“Who is there? Monsoon won’t go, even if they ask him. The Paragon was just the fellow for it. He had his heart in the work. An immense deal depends on what sort of man we have in Patagonia at the present moment. If Paraguay gets the better of the Patagonese all Brazil will be in a ferment, and you know how that kind of thing spreads among half-caste Spaniards and Portuguese. Nobody can interfere but the British Minister. When I suggested Morton I knew I had the right man if he’d only take it”
“And now he has gone and died!” said Hoffmann.

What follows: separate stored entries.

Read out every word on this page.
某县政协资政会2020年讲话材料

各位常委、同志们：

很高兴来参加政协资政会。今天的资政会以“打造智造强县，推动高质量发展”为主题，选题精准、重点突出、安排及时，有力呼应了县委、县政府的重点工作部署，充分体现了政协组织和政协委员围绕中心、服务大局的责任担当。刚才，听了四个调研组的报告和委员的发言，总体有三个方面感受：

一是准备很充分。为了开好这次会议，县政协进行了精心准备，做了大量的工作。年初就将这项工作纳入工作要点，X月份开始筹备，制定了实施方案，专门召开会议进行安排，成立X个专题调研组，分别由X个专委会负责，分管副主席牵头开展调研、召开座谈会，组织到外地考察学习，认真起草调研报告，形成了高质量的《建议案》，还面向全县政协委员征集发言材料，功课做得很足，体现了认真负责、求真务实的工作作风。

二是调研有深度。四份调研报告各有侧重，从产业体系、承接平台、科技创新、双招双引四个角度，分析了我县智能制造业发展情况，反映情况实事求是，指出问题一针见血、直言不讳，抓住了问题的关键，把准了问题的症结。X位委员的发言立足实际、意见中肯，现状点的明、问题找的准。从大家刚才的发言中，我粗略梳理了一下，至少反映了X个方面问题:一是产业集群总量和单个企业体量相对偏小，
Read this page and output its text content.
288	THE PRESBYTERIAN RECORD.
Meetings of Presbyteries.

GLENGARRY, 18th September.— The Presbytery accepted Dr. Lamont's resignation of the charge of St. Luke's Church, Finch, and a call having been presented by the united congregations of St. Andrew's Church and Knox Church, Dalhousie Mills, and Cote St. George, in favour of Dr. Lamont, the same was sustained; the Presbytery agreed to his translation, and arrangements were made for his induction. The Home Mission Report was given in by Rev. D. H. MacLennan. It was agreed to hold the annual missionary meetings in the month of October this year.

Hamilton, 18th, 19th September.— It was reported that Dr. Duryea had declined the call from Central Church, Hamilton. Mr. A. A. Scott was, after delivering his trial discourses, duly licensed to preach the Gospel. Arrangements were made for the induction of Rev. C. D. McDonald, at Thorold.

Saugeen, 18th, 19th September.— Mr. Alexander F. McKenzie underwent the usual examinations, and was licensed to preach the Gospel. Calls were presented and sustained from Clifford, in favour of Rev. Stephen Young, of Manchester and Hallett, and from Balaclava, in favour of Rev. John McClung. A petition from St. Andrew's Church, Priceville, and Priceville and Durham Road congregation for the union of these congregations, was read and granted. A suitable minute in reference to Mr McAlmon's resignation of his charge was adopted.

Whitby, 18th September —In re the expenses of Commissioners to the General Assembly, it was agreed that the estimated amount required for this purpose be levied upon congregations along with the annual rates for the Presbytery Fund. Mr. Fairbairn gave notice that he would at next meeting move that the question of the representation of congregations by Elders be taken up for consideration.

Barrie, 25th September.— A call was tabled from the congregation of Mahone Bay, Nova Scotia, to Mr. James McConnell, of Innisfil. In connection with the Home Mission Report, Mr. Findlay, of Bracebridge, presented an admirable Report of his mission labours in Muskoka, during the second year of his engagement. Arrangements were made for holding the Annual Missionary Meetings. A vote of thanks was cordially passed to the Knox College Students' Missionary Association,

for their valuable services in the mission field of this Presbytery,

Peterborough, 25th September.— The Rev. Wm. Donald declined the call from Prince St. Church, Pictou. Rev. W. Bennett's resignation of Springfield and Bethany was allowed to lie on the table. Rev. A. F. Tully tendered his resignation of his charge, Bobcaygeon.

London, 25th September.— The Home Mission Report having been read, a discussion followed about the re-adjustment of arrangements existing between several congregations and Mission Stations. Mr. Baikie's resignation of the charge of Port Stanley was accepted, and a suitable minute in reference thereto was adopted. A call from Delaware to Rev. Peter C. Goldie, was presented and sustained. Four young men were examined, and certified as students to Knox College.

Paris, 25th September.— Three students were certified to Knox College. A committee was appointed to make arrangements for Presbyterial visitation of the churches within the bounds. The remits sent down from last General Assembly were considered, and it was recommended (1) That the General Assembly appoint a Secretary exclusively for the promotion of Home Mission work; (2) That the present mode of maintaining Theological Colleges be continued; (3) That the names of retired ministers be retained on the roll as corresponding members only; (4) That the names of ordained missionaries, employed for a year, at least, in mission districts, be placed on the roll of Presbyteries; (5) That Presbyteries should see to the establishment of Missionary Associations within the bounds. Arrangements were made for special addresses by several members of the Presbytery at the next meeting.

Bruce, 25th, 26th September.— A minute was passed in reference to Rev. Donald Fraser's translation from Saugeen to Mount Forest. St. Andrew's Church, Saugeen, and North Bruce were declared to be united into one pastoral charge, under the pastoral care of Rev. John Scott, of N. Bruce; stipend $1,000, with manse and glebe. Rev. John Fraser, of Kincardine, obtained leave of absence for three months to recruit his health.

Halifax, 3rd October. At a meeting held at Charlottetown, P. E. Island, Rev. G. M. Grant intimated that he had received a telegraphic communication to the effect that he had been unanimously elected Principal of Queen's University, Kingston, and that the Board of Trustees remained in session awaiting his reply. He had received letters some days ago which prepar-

“And now he has gone and died,” continued Mounser Green. “’I never nursed a dear gazelle,’ and all the rest of it. Poor Paragon! I fear he was a little cut about Miss Trefoil.”
“She was down with him the day before he died,” said young Glossop. “I happen to know that”
“It was before he thought of going to Patagonia that she was at Bragton,” said Currie.
“That’s all you know about it, old fellow,” said the indignant young one. “She was there a second time, just before his death. I had it from Lady Penwether who was in the neighbourhood.”
“My dear little boy,” said Mounser Green, “that was exactly what was likely to happen, and he yet may have broken his heart. I have seen a good deal of the lady lately, and under no circumstances would she have married him. When he accepted the mission that at any rate was all over.”
“The Rufford affair had begun before that,” said Hoffmann.
“The Rufford affair as you call it,” said Glossop, “was no affair at all.”
“What do you mean by that?” asked Currie.
“I mean. that Rufford was never engaged to her,—not for an instant,” said the lad, urgent in spreading the lesson which he had received from his cousin. “It was all a dead take-in.”
“Who was taken in?” asked Mounser Green.
“Well;—nobody was taken in as it happened. But I suppose there can’t be a doubt that she tried her best to catch him, and that the Duke and Duchess and Mistletoe, and old Trefoil, all backed her up. It was a regular plant. The only thing is, it didn’t come off.”
“Look here, young shaver;”—this was Mounser Green again; “when you speak of a young lady do you be a little more discreet”
“But didn’t she do it, Green?”
“That’s more than you or I can tell. If you want to know what I think, I believe he paid her a great deal of attention and then behaved very badly to her.”
“He didn’t behave badly at all,” said young Glossop.
“My dear boy, when you are as old as I am, you will have learned how very hard it is to know everything. I only say what I believe, and perhaps I may have better ground for believing than you. He certainly paid her a great deal of attention, and then her friends,—especially the Duchess,—went to work.”
“They’ve wanted to get her off their hands these six or eight years,” said Currie.